My academic musings.

Friday, September 4, 2009

Prelim Proposal

Well, that was a long drought and I've regretted not keeping up with the blogging, since prelims continue to loom over my head as we get closer and closer to November (my expected date for the exams). I'm nervous, but more importantly I'm stressed and frustrated trying to get the proposal written.

So far, I'm framing the discussion about what freshman composition should be and what work it should do. I'm really not sure of the answer to that question, but I believe that, especially in the context of new media, freshman composition ought to respond to multiliteracies and everyday practices. Hence, the focus of my proposal.

But I'm really struggling about how to make this all fit. I know invention fits, since invention deals with generating ideas. I view invention as involving all the 5 canons of rhetoric; and think it needs to be revised in order to include all these acts within it. Perhaps McKeon's architectonic productive art? Really, though, invention relates to the teaching of writing in new media concepts because I believe all modes can be used as sites for invention, and often times heuristics that have little to do with writing have been used. For instance, heuristics that ask writers to describe an idea in terms of a person, or collect "samples" from different modes/media/etc have often been used to generate ideas and compose essays. Theories of invention can help us think about the potentials of/for new media in the classroom, and suggest -- like Gregory Ulmer -- that new media is/can be a rhetoric of invention anyway (i.e. hypertext promotes the reader making connections and generating a text on her own).
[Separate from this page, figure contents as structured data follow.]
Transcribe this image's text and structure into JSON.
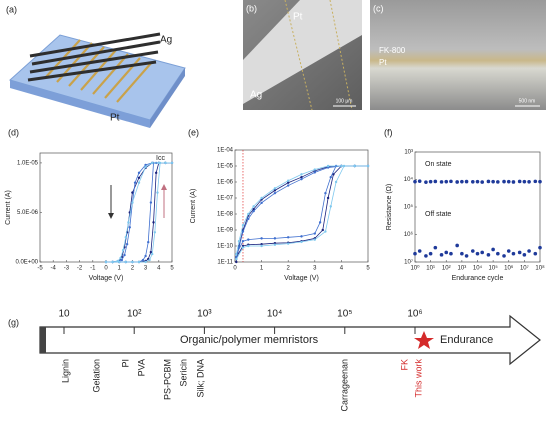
{
  "panels": {
    "a": {
      "label": "(a)",
      "ag": "Ag",
      "pt": "Pt"
    },
    "b": {
      "label": "(b)",
      "pt": "Pt",
      "ag": "Ag",
      "scale": "100 μm"
    },
    "c": {
      "label": "(c)",
      "fk": "FK-800",
      "pt": "Pt",
      "scale": "500 nm"
    }
  },
  "chart_data": [
    {
      "type": "line",
      "panel_label": "(d)",
      "x_label": "Voltage (V)",
      "y_label": "Current (A)",
      "annotation": "Icc",
      "xlim": [
        -5,
        5
      ],
      "xticks": [
        -5,
        -4,
        -3,
        -2,
        -1,
        0,
        1,
        2,
        3,
        4,
        5
      ],
      "ylim": [
        0,
        1.1e-05
      ],
      "yticks": [
        {
          "value": 0,
          "label": "0.0E+00"
        },
        {
          "value": 5e-06,
          "label": "5.0E-06"
        },
        {
          "value": 1e-05,
          "label": "1.0E-05"
        }
      ],
      "series": [
        {
          "color": "#1a237e",
          "x": [
            0,
            0.5,
            1,
            1.5,
            2,
            2.5,
            3,
            3.2,
            3.4,
            3.6,
            3.8,
            4,
            4.5,
            5,
            4.5,
            4,
            3.5,
            3,
            2.5,
            2,
            1.8,
            1.6,
            1.4,
            1.2,
            1,
            0.5,
            0
          ],
          "values": [
            0,
            0,
            0,
            0,
            0,
            0,
            1e-07,
            3e-07,
            1e-06,
            4e-06,
            9e-06,
            1e-05,
            1e-05,
            1e-05,
            1e-05,
            1e-05,
            1e-05,
            9.5e-06,
            8.5e-06,
            7e-06,
            5e-06,
            3e-06,
            1.5e-06,
            5e-07,
            1e-07,
            0,
            0
          ]
        },
        {
          "color": "#3f6fcf",
          "x": [
            0,
            0.5,
            1,
            1.5,
            2,
            2.5,
            2.8,
            3,
            3.2,
            3.4,
            3.6,
            3.8,
            4.5,
            5,
            4.5,
            4,
            3.5,
            3,
            2.5,
            2.2,
            2,
            1.8,
            1.6,
            1.4,
            1.2,
            0.5,
            0
          ],
          "values": [
            0,
            0,
            0,
            0,
            0,
            0,
            2e-07,
            6e-07,
            2e-06,
            6e-06,
            1e-05,
            1e-05,
            1e-05,
            1e-05,
            1e-05,
            1e-05,
            1e-05,
            9.8e-06,
            9e-06,
            8e-06,
            6e-06,
            3.5e-06,
            1.8e-06,
            7e-07,
            2e-07,
            0,
            0
          ]
        },
        {
          "color": "#7ec8ee",
          "x": [
            0,
            0.5,
            1,
            1.5,
            2,
            2.5,
            3,
            3.3,
            3.5,
            3.7,
            3.9,
            4.1,
            4.5,
            5,
            4.5,
            4,
            3.5,
            3,
            2.5,
            2,
            1.7,
            1.5,
            1.3,
            1.1,
            0.9,
            0.5,
            0
          ],
          "values": [
            0,
            0,
            0,
            0,
            0,
            0,
            0,
            2e-07,
            8e-07,
            3e-06,
            7e-06,
            1e-05,
            1e-05,
            1e-05,
            1e-05,
            1e-05,
            1e-05,
            9.6e-06,
            8e-06,
            6e-06,
            4e-06,
            2.5e-06,
            1.2e-06,
            4e-07,
            1e-07,
            0,
            0
          ]
        }
      ]
    },
    {
      "type": "line",
      "panel_label": "(e)",
      "x_label": "Voltage (V)",
      "y_label": "Current (A)",
      "log_y": true,
      "reference_x": 0.3,
      "xlim": [
        0,
        5
      ],
      "xticks": [
        0,
        1,
        2,
        3,
        4,
        5
      ],
      "ylim": [
        1e-11,
        0.0001
      ],
      "yticks": [
        {
          "value": 1e-11,
          "label": "1E-11"
        },
        {
          "value": 1e-10,
          "label": "1E-10"
        },
        {
          "value": 1e-09,
          "label": "1E-09"
        },
        {
          "value": 1e-08,
          "label": "1E-08"
        },
        {
          "value": 1e-07,
          "label": "1E-07"
        },
        {
          "value": 1e-06,
          "label": "1E-06"
        },
        {
          "value": 1e-05,
          "label": "1E-05"
        },
        {
          "value": 0.0001,
          "label": "1E-04"
        }
      ],
      "series": [
        {
          "color": "#1a237e",
          "x": [
            0.05,
            0.3,
            0.5,
            1,
            1.5,
            2,
            2.5,
            3,
            3.3,
            3.5,
            3.7,
            4,
            4.5,
            5,
            4.5,
            4,
            3.5,
            3,
            2.5,
            2,
            1.5,
            1,
            0.7,
            0.5,
            0.3,
            0.15,
            0.05
          ],
          "values": [
            2e-11,
            1e-10,
            1.2e-10,
            1.3e-10,
            1.5e-10,
            1.6e-10,
            2e-10,
            3e-10,
            1e-09,
            1e-07,
            3e-06,
            1e-05,
            1e-05,
            1e-05,
            1e-05,
            1e-05,
            9e-06,
            5e-06,
            2e-06,
            9e-07,
            3e-07,
            8e-08,
            2e-08,
            8e-09,
            1e-09,
            1e-10,
            1e-11
          ]
        },
        {
          "color": "#3f6fcf",
          "x": [
            0.05,
            0.3,
            0.5,
            1,
            1.5,
            2,
            2.5,
            3,
            3.2,
            3.4,
            3.6,
            3.8,
            4.5,
            5,
            4.5,
            4,
            3.5,
            3,
            2.5,
            2,
            1.5,
            1,
            0.7,
            0.5,
            0.3,
            0.15,
            0.05
          ],
          "values": [
            3e-11,
            2e-10,
            2.5e-10,
            3e-10,
            3e-10,
            3.5e-10,
            4e-10,
            6e-10,
            3e-09,
            2e-07,
            2e-06,
            1e-05,
            1e-05,
            1e-05,
            1e-05,
            1e-05,
            8e-06,
            4e-06,
            1.5e-06,
            6e-07,
            2e-07,
            5e-08,
            1.5e-08,
            5e-09,
            8e-10,
            8e-11,
            2e-11
          ]
        },
        {
          "color": "#7ec8ee",
          "x": [
            0.05,
            0.3,
            0.5,
            1,
            1.5,
            2,
            2.5,
            3,
            3.4,
            3.6,
            3.8,
            4.1,
            4.5,
            5,
            4.5,
            4,
            3.5,
            3,
            2.5,
            2,
            1.5,
            1,
            0.7,
            0.5,
            0.3,
            0.15,
            0.05
          ],
          "values": [
            1.5e-11,
            8e-11,
            1e-10,
            1e-10,
            1.2e-10,
            1.4e-10,
            1.8e-10,
            2.5e-10,
            8e-10,
            3e-08,
            1e-06,
            1e-05,
            1e-05,
            1e-05,
            1e-05,
            1e-05,
            1e-05,
            6e-06,
            3e-06,
            1.2e-06,
            4e-07,
            1e-07,
            3e-08,
            1e-08,
            2e-09,
            2e-10,
            3e-11
          ]
        }
      ]
    },
    {
      "type": "scatter",
      "panel_label": "(f)",
      "x_label": "Endurance cycle",
      "y_label": "Resistance (Ω)",
      "log_x": true,
      "log_y": true,
      "y_inverted": true,
      "annotations": [
        "On state",
        "Off state"
      ],
      "xlim": [
        1,
        100000000.0
      ],
      "xticks": [
        {
          "value": 1,
          "label": "10⁰"
        },
        {
          "value": 10,
          "label": "10¹"
        },
        {
          "value": 100,
          "label": "10²"
        },
        {
          "value": 1000,
          "label": "10³"
        },
        {
          "value": 10000.0,
          "label": "10⁴"
        },
        {
          "value": 100000.0,
          "label": "10⁵"
        },
        {
          "value": 1000000.0,
          "label": "10⁶"
        },
        {
          "value": 10000000.0,
          "label": "10⁷"
        },
        {
          "value": 100000000.0,
          "label": "10⁸"
        }
      ],
      "ylim": [
        1000,
        10000000.0
      ],
      "yticks": [
        {
          "value": 1000,
          "label": "10³"
        },
        {
          "value": 10000.0,
          "label": "10⁴"
        },
        {
          "value": 100000.0,
          "label": "10⁵"
        },
        {
          "value": 1000000.0,
          "label": "10⁶"
        },
        {
          "value": 10000000.0,
          "label": "10⁷"
        }
      ],
      "x": [
        1,
        2,
        5,
        10,
        20,
        50,
        100,
        200,
        500,
        1000,
        2000,
        5000,
        10000.0,
        20000.0,
        50000.0,
        100000.0,
        200000.0,
        500000.0,
        1000000.0,
        2000000.0,
        5000000.0,
        10000000.0,
        20000000.0,
        50000000.0,
        100000000.0
      ],
      "series": [
        {
          "color": "#1f3a9a",
          "values": [
            12000,
            11500,
            12500,
            12000,
            11800,
            12200,
            12000,
            11700,
            12300,
            12000,
            11900,
            12100,
            12000,
            12400,
            11800,
            12000,
            12200,
            11900,
            12000,
            12300,
            11800,
            12000,
            12100,
            11700,
            12000
          ]
        },
        {
          "color": "#1f3a9a",
          "values": [
            5000000,
            4000000,
            6000000,
            5000000,
            3000000,
            5500000,
            4500000,
            5000000,
            2500000,
            5000000,
            6000000,
            4000000,
            5000000,
            4500000,
            5500000,
            3500000,
            5000000,
            6000000,
            4000000,
            5000000,
            4500000,
            5500000,
            4000000,
            5000000,
            3000000
          ]
        }
      ]
    }
  ],
  "timeline": {
    "label": "(g)",
    "title": "Organic/polymer memristors",
    "end": "Endurance",
    "ticks": [
      10,
      {
        "value": 100,
        "label": "10²"
      },
      {
        "value": 1000,
        "label": "10³"
      },
      {
        "value": 10000,
        "label": "10⁴"
      },
      {
        "value": 100000,
        "label": "10⁵"
      },
      {
        "value": 1000000,
        "label": "10⁶"
      }
    ],
    "materials": [
      "Lignin",
      "Gelation",
      "PI",
      "PVA",
      "PS-PCBM",
      "Sericin",
      "Silk; DNA",
      "Carrageenan"
    ],
    "highlight": [
      "FK",
      "This work"
    ]
  }
}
So that's that. But then I'm not sure how to connect experimental, personal, and digital composing. The only link I can see at this point is that they all approach writing from an alternative -- resistant?-- approach to "traditional" models of composing. Personal writing is just that: writing about personal experience in ways to resist, or enhance, academic paradigms; experimental writing can be digital, personal, or otherwise, and it often uses different modes or styles of writing to compose. And, of course, digital composing itself uses digital technologies to compose various texts: essays with images/sounds, videos, photos, drawings, websites, etc. Many discussions about digital composing center on questions of literacy/literacies, and how different modes offer different power relations and bodily experiences. In addition, I've seen a lot of digital/new media texts discuss the role of rhetoric as an integral one; that is, people like Jody Shipka, Anne Wysocki, Stuart Selber, and others seem to envision digital technologies as steeped in questions about audience, purpose, and contexts. If students understand rhetorical principles, they can better compose multimedia digital texts.

Now, I'm wondering if print-based technologies are entirely useless now, or if not useless, painfully out of vogue. But mostly I'm wondering if we can import ideas from digital/multimedia composing to print composing, and vice versa. How can new media texts benefit from being juxtaposed with print-based texts? Or is there no reconciliation?